In the early 1990s, prior to Don’t Ask, Don’t Tell, the U.S. military discharged gay and lesbian servicemembers under a longstanding ban. During the first Gulf War, many of those soldiers were kept in under a “stop loss” order, only to be discharged upon their return home. Now that DADT has been struck down, this novel is perfectly timed to give a closer look at the lives of people impacted by any policies or laws that ask them to compromise who they are. In The Half Life of Sgt. Jen Hunter, long-time lesbian journalist Tracy Baim takes a fictional look at this era in our nation’s history, when gays and lesbians served proudly, but quietly, risking their lives for a country that disrespected and attacked who they were. What would happen if an out lesbian journalist met a closeted military spokeswoman? Would sparks fly? Would the sergeant risk her career for love? Would the journalist compromise her ideals for a chance at happiness? What about the servicemembers on the ground in Iraq? They faced bullets and dangerous chemicals, and some came back wounded and faced the loss of their career. See what happens in this fast-paced tale of war, pride, sacrifice, and love. This story was adapted for the Chicago stage as Half Life, in 2004.

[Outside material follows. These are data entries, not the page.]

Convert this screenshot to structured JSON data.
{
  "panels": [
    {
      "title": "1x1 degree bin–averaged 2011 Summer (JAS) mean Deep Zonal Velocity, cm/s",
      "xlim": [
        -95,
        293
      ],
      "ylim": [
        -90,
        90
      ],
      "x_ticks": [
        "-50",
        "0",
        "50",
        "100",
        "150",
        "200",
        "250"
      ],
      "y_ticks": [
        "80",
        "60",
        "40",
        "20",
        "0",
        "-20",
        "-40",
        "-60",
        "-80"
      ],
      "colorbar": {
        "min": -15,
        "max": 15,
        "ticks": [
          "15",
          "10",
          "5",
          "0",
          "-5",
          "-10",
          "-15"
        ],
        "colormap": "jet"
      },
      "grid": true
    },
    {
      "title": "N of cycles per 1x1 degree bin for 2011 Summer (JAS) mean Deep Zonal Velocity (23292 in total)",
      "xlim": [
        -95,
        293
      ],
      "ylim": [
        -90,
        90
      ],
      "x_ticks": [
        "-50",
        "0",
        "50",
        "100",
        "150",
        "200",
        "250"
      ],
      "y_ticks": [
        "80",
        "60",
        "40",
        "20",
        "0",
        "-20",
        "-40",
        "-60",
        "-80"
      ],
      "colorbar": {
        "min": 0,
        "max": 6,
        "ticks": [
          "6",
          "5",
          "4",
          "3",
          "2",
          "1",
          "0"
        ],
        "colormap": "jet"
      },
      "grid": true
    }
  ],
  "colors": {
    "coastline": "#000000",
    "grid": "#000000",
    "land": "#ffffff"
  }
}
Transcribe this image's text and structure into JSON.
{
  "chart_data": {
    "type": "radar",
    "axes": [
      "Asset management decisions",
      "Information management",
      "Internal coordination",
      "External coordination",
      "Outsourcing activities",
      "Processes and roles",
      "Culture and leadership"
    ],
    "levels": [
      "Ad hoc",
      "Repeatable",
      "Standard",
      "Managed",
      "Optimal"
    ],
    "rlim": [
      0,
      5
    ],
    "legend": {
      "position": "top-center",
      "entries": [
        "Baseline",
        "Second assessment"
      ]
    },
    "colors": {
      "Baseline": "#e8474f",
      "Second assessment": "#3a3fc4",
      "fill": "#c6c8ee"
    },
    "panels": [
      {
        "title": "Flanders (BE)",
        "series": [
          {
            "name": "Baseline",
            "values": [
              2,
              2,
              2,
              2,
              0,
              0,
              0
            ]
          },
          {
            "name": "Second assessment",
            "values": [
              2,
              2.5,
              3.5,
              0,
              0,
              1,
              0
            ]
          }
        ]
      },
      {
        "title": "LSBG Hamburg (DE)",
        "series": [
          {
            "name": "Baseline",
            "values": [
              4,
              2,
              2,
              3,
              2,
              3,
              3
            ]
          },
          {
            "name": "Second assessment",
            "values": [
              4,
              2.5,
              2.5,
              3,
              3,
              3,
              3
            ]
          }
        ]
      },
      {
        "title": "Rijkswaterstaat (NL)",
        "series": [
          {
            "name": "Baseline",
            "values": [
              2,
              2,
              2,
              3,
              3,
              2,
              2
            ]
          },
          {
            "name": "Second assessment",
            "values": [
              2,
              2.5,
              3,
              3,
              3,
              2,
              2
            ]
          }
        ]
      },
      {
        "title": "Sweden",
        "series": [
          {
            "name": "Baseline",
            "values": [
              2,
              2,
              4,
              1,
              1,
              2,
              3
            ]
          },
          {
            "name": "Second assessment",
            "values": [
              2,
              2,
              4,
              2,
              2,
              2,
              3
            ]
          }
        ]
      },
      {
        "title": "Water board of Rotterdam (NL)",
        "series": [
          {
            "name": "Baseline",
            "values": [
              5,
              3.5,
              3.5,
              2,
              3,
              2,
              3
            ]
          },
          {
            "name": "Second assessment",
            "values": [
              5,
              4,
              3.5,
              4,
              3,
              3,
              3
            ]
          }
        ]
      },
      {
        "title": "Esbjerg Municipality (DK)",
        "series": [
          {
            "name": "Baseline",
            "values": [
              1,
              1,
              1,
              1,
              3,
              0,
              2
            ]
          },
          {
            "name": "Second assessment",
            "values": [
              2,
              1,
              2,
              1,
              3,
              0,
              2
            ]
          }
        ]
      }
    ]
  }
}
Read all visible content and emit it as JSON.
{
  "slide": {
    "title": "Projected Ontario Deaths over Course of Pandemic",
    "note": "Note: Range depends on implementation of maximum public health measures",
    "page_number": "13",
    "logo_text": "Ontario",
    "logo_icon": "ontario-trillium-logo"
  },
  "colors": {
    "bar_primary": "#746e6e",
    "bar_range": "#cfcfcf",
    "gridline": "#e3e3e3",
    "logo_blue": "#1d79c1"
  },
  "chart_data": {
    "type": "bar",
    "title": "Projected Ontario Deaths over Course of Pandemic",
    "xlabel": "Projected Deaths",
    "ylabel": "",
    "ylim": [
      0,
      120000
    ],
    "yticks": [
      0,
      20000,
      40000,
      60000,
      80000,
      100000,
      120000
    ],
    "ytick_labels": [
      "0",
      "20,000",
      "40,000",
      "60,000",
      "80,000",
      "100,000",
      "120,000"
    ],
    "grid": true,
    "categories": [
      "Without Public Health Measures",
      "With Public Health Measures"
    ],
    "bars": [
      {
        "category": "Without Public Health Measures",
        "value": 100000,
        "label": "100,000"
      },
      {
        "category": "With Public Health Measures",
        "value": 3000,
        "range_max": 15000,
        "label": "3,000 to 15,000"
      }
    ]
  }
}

Vernita Gray: From Woodstock to the White House
ISBN: 1499500157 OCLC: Chicago :

CreateSpace Chicago : 2014

Vernita Gray lived through some of the country’s most riveting civil-rights dramas, as an African American girl from the South Side of Chicago. She came out as a lesbian soon after attending the 1969 Woodstock concert, where she heard about the uprising at the Stonewall gay bar in New York City. Her fight for lesbian equality, and the rights of the entire LGBTQ community, would be her passion for the remaining decades of her life. She was also a poet and a writer, a key player in Chicago’s gay liberation movement, and a lesbian separatist during the 1970s. In the 1980s, she opened her own restaurant, Sol Sands, and in the early 1990s, she began an 18-year career with the Cook County state’s attorney’s office. Along the way, she also managed to have a lot of fun. Her visits to the White House brought tears to her eyes. She never thought she would see an African-American president, especially from her hometown of Chicago. A few months after attending the Obama selection at the Democratic National Convention in Denver, she attended his inauguration and related parties in D.C. She first went to the White House for a June 2009 Pride reception. Vernita’s struggle with cancer would soon take a turn for the worse, and in her final years, her passion was used to fight for both at-risk LGBTQ youth as well as marriage equality in Illinois. In this new book by Tracy Baim and Owen Keehnen, friends, partners and family share their memories of Vernita. Primarily written before Vernita’s death in March 2014, the book also includes extensive interviews with Vernita, and her own poetry. Vernita loved long and deeply, she worked against racism, sexism and homophobia, and she did it all with a smile, dancing her way to victory on her last lap.